Aus der Serie Umweltpioniere: Erfolg ist nicht gleich Gewinn


Seit 1994 produziert das oststeirische Unternehmen KWB Biomasseheizungen für Ein- und Mehrfamilienhäuser. Hinter dem Erfolg der Firma, steht innovative Umwelttechnik und eine Unternehmensphilosophie jenseits von Gewinnmaximierung.

Erwin Stubenschrott in der Fertigungshalle von KWB

Wer das Büro von Erwin Stubenschrott betritt, ist zunächst einmal verwundert, mit wie wenig Raum der Mann auskommt. Auf zwölf Quadratmetern finden sich Tisch, zwei Stühle und einige Zimmerpflanzen. Bescheiden für den Manager eines internationalen Unternehmens mit mehr als 50 Millionen€ Umsatz, das es zum Marktführer in Europa gebracht hat.

Zum Image von der KWB Kraft und Wärme aus Biomasse GmbH passt der bescheidene Arbeitsplatz des Firmenchefs freilich hervorragend. Hat sich das Unternehmen doch von Beginn an nicht nur als innovativer Produzent umweltverträglicher Pellets- und Hackschnitzelheizungen einen Namen gemacht, sondern auch als Unternehmen im Dienst des Gemeinwohls. “Wirtschaft ist nicht dafür da, möglichst viel Gewinn auszuschütten”, sagt Stubenschrott, der die Firma zusammen mit dem Grazer TU-Professor August Raggam gegründet hat.

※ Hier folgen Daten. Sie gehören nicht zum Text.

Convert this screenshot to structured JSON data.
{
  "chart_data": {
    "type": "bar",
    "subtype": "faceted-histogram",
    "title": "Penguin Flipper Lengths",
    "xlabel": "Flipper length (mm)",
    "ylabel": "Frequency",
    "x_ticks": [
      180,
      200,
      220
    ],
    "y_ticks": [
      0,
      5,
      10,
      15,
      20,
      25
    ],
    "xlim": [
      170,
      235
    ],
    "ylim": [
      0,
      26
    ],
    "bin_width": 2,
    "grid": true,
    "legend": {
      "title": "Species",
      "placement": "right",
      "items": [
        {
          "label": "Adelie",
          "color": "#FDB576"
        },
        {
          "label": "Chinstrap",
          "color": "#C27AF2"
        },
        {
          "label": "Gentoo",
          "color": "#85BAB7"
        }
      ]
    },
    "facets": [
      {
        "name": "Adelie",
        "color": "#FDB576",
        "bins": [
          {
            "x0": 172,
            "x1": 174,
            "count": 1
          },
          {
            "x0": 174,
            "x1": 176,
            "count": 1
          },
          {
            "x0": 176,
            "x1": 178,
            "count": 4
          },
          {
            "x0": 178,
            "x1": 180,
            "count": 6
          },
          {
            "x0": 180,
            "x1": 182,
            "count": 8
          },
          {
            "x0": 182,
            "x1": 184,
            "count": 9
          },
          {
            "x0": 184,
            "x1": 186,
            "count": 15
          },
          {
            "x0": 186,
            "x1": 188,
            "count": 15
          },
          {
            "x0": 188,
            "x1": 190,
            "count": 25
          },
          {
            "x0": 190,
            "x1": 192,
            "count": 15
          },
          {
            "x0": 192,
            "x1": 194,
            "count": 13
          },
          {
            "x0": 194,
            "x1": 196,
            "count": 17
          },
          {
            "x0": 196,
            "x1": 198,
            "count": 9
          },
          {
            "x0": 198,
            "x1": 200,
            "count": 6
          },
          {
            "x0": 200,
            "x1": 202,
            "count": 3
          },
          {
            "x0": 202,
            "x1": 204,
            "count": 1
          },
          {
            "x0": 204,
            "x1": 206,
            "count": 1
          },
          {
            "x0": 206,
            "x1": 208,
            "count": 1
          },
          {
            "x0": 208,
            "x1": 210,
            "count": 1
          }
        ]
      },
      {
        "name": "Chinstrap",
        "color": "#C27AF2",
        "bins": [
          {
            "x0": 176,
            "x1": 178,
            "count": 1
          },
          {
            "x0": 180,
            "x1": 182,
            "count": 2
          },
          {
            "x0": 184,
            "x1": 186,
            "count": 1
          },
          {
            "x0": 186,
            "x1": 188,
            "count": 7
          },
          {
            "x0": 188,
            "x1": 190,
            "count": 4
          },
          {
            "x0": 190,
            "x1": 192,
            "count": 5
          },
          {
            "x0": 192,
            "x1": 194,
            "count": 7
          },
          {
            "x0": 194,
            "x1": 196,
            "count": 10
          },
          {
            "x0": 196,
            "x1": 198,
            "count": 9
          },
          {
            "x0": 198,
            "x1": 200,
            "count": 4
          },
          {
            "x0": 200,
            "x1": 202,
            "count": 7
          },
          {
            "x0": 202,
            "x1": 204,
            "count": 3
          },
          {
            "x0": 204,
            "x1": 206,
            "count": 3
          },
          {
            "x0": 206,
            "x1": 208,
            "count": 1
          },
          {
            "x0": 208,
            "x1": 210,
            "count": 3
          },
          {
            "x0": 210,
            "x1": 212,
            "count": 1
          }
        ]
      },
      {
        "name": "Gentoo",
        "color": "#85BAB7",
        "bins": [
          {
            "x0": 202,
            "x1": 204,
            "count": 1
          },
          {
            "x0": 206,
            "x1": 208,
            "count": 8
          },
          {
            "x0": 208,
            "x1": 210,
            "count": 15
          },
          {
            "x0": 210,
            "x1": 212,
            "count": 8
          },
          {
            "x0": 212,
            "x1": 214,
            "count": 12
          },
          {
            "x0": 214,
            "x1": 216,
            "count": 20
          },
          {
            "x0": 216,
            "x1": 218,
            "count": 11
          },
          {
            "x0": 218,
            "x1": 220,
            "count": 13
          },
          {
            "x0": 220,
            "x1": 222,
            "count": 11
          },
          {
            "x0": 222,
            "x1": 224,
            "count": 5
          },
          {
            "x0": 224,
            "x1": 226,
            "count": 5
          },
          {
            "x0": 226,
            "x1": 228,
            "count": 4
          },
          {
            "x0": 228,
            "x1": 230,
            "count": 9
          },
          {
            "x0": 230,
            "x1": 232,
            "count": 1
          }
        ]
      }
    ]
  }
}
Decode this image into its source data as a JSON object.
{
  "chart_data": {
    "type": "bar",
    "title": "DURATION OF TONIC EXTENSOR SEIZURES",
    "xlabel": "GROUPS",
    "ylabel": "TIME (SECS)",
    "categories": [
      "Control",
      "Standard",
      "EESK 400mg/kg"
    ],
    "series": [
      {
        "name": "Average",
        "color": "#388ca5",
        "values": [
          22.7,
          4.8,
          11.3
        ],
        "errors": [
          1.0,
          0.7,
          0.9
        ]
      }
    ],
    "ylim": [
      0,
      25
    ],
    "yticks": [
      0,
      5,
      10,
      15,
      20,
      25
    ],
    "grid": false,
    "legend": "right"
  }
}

Stubenschrott holte die Fabrik samt dazugehörigem Forschungszentrum in seine Heimatgemeinde St. Margarethen an der Raab. Um die Arbeit zu den Menschen zu bringen und nicht die Menschen zur Arbeit. Sozialleistungen für die Arbeitnehmer und flache Hierarchien bewirkten weniger Fluktuation, weniger Krankenstände und mehr mediale Aufmerksamkeit. Gewinne werden reinvestiert, statt ausgeschüttet. “Die Wirtschaft wird immer als grausliches Monster hingestellt”, sagt Stubenschrott, der früher den Werksbetrieb in der Justizanstalt Karlau führte, “das muss sie aber nicht sein. Es sind die handelnden Menschen, die ihr Gesicht bestimmen. Das kann ein hartes, unsoziales Gesicht sein, oder ein soziales, freundliches.”

Dass sich seine Philosophie, mit der er sich auf einer Linie mit  Christian Felbers Gemeinwohlökonomie sieht, bewährt, zeigen die Kennzahlen: Mit einem Umsatz von 55 Millionen € erreichte man 2008 das beste Ergebnis der Firmengeschichte. Vom Vier-Mann-Unternehmen wuchs die Firma zum internationalen Player mit mehr als 40. 000 Kunden. Zu den 200 steirischen Mitarbeitern kommen weitere 150 in zehn Auslandsniederlassungen. Billiger als Öl und Gas Die sogenannte Pelletskrise 2007, als der Preis des Brennstoffs in die Höhe schoss, ist inzwischen ebenso überwunden wie die Wirtschaftskrise 2008.

Viel einfacher wird es auf dem Markt allerdings nicht. Konventionelle Heizkesselhersteller drängen in den Markt erneuerbarer Energien. Immer noch ist die Errichtung einer Hackschnitzelheizung um rund 15 Prozent teurer. “Bedenken wir aber, wie viel Wertschöpfung im Inland uns durch den Import von Öl und Gas verloren geht”, mahnt Stubenschrott, “und bedenken wir die Auswirkungen auf das Klima, könnte man jedem Österreicher eine Biomasse-Heizung schenken und würde damit immer noch billiger fahren.”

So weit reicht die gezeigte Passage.